Hugh MacLeod is doing an acerbic series of cartoons parodying the self-importance of the Social Media Specialists, Consultants, Advisers and the latest flavour of Voodoo-Peddlers who have arrived on the business consultancy scene this year. I am posting this here as a useful reminder not to become too self-important or pompous, given that I will most likely write my MA dissertation on a topic within this space.

Monday, October 13, 2008

The Johari Window And Facebook

I have been thinking further about the relationship model of the ‘Johari Window’ which was outlined in Saturday’s class and it has given me some small insight onto the success of Facebook and other social networking sites.

It takes a lot of effort on our own behalf to maintain the top-left quadrant in the Johari window: our Open information. The status-update features of social networking services such as Facebook and Twitter etc, provides a very low-friction method of letting your friends online know what you are doing. Thus enlarging that top-left quadrant of your Johari window with a far greater circle of people in a very efficient manner.

If I take some of friends in the US as an example of how this works off-line: after not speaking for months it becomes somewhat of a big deal to phone them to have a long catch-up. Equally when they visit Ireland you can spend lots of time informing each other of what has been happening in the last few years: essentially filling in that top-left quadrant.
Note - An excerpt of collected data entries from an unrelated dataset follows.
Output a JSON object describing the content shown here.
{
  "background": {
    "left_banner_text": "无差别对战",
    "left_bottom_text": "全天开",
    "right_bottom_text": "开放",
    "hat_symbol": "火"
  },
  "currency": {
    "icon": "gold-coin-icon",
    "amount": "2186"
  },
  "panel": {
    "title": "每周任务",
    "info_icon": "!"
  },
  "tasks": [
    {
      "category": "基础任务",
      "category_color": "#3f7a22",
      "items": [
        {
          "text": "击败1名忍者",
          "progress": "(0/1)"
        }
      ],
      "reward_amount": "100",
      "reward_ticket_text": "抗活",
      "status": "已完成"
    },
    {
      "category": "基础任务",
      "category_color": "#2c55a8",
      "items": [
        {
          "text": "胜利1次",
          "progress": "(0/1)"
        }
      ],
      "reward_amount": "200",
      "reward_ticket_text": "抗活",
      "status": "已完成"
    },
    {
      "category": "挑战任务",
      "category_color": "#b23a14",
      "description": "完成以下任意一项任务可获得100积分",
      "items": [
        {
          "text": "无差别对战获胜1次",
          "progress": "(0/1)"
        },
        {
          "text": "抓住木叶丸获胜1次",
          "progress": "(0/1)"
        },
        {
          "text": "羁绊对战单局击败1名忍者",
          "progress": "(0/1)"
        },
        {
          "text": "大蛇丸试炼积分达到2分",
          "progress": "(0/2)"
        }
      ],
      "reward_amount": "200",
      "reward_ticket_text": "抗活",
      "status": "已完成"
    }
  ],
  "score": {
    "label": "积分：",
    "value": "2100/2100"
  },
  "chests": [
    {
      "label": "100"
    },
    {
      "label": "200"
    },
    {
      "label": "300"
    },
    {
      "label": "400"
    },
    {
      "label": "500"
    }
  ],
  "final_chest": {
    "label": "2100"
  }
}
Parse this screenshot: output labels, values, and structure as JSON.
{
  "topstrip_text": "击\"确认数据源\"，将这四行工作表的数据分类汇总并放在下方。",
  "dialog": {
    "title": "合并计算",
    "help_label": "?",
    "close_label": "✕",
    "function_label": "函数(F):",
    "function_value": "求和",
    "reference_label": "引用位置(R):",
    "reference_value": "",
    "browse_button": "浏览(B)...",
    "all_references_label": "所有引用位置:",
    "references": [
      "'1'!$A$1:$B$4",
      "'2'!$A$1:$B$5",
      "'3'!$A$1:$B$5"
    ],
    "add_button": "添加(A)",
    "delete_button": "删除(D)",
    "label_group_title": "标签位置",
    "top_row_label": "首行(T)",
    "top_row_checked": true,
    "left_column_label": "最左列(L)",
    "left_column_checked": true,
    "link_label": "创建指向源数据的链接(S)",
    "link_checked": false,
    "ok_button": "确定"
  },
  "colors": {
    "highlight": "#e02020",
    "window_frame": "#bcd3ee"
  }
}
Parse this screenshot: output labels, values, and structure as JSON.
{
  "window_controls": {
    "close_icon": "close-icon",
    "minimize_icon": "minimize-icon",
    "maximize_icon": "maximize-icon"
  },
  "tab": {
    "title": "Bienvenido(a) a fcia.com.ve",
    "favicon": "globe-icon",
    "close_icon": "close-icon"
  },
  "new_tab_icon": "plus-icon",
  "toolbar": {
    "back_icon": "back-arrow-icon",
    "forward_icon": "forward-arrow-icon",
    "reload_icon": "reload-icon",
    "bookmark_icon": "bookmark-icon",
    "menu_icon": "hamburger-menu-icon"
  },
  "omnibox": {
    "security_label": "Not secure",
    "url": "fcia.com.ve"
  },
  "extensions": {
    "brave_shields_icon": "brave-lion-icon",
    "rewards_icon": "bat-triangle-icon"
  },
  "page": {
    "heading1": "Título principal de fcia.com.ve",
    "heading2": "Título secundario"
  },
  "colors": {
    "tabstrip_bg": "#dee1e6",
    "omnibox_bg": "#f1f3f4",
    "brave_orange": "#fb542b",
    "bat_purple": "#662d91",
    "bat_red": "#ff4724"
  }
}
Now look at the same scenario within a social-network enhanced world. It takes minimal effort for friends to update their status messages. ‘Knitting a sweater for my nephew.’ ‘Preparing for my quarterly evaluation tomorrow.’ ‘Going for my first extended bike ride in many a moon.’ Then on the other side of the window, equally little effort is required to read these. Just spending two minutes over coffee at my desk in the morning and I can have a update on the ‘open’ window quadrants of 30–40 friends and acquaintances.

This can in part explain the phenomenal success of social networking. In that it allows you to have a more open quadrant with your mid-level friends. Those whom are not your dearest friends, but whom you would probably be closer to if you were only more accessible to each other.